My colleagues and I had a talk about who would take which gender, since we split our class and send half to another teacher. “I’ve taught the boys class before.” “Me too, and I used to be a doctor.” “I have three sons, I can do this.”

They looked at me. I answered honestly. “I am not mature enough to handle this, so if no one minds, I’ll take the girls group!” Have I mentioned I love my colleagues?

On the day of, my boys all went to a colleagues room, and her girls came to me. We watched the movie. They giggled, turned red, and then wrote down a million questions, which ranged from serious to confusing, insightful to accidentally hilarious. I answered them all. Was it hard to explain how to insert a tampon? Yes. Was it hard not to laugh when explaining that boys did not get their periods? Of course.

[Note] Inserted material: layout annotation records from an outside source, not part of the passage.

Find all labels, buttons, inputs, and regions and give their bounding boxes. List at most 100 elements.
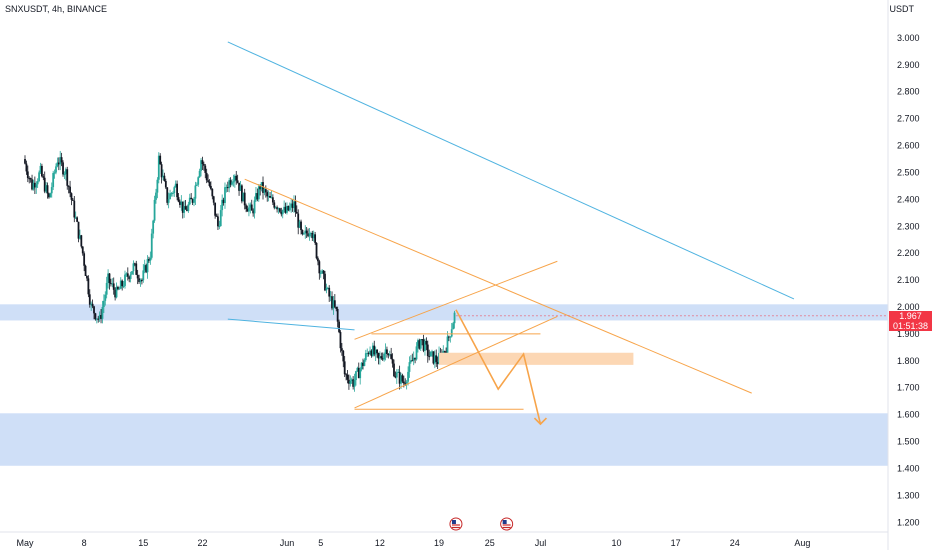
candle-body [271,197,274,203]
candle-body [135,263,138,275]
x-tick-label: 24 [730,538,740,548]
candle-body [304,230,307,234]
candle-body [401,375,404,382]
candle-body [114,289,117,298]
candle-body [228,180,231,189]
y-tick-label: 2.200 [897,248,920,258]
candle-body [163,175,166,182]
candle-body [307,233,309,237]
candle-body [69,186,71,194]
candle-body [252,210,255,214]
candle-body [405,381,408,384]
candle-body [321,270,324,274]
triangle-upper[interactable] [244,178,752,394]
candle-body [298,221,301,228]
candle-body [312,234,315,239]
candle-body [380,356,383,359]
y-tick-label: 1.300 [897,490,920,500]
candle-body [300,221,302,231]
candle-body [197,177,200,185]
candle-body [360,362,363,370]
candle-body [435,355,438,362]
candle-body [73,200,76,218]
candle-body [121,280,124,287]
candle-body [448,336,450,338]
candle-body [118,288,121,290]
candle-body [204,165,207,173]
projection-arrowhead [533,417,548,426]
candle-body [284,206,287,213]
candle-body [186,209,188,211]
candle-body [250,204,253,211]
candle-body [226,187,229,189]
candle-body [404,383,407,385]
candle-body [277,208,280,210]
candle-body [431,351,433,353]
candle-body [166,187,169,203]
candle-body [238,182,240,191]
candle-body [415,346,418,360]
candle-body [98,314,101,320]
flag-canton [451,520,456,524]
candle-body [131,271,133,275]
candle-body [256,193,259,200]
candle-body [355,371,357,381]
candle-body [90,303,93,305]
candle-body [221,199,224,211]
candle-body [208,181,211,186]
candle-body [225,187,228,189]
candle-body [452,323,455,330]
support-trendline[interactable] [227,318,355,331]
candle-body [64,169,67,175]
candle-body [136,274,139,279]
candle-body [402,381,405,384]
candle-body [224,187,226,204]
candle-body [59,157,62,165]
candle-body [290,203,293,207]
candle-body [255,193,257,201]
candle-body [48,193,50,198]
y-tick-label: 2.400 [897,194,920,204]
candle-body [140,279,143,281]
candle-body [273,202,276,208]
candle-body [235,175,238,181]
candle-body [274,207,277,209]
candle-body [342,350,345,362]
candle-body [184,206,187,210]
x-tick-label: 25 [485,538,495,548]
candle-body [108,273,111,284]
candle-body [449,336,452,338]
us-flag-event-icon[interactable] [500,517,514,531]
candle-body [240,185,243,202]
candle-body [436,361,439,365]
candle-body [156,179,159,193]
triangle-lower[interactable] [354,315,558,409]
candle-body [379,356,381,359]
candle-body [319,273,322,275]
candle-body [446,336,449,354]
candle-body [79,235,81,239]
projection-path[interactable] [455,309,542,425]
candle-body [383,353,386,360]
candle-body [229,180,232,185]
candle-body [174,183,177,188]
descending-trendline[interactable] [227,41,795,300]
candle-body [391,358,394,364]
candle-body [43,177,46,192]
candle-body [46,185,49,194]
candle-body [425,340,428,345]
candle-body [276,207,278,210]
candle-body [326,287,329,289]
candle-body [356,367,359,372]
candle-body [309,232,312,234]
candle-body [279,208,281,212]
candle-body [219,210,222,227]
candle-body [31,179,33,190]
candle-body [314,234,317,243]
channel-upper[interactable] [354,260,558,340]
candle-body [105,282,108,295]
candle-body [336,308,339,322]
candle-body [443,351,446,353]
candle-body [371,345,374,356]
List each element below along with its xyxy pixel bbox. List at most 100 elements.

Was it hard not to be embarrassed explaining what, exactly, testicles were to a group of 11 year old girls? Good god, yes. But I did it. I didn’t laugh, I didn’t turn red, I didn’t try to become one with the walls.

And that is how I know I’m a grown-up. It’s kind of nice, to have finally stepped away from the intense awkwardness of caring about being embarrassed. I guess I just don’t care anymore. So please, feel free to ask me any and all questions about puberty, tampons, and nocturnal emissions.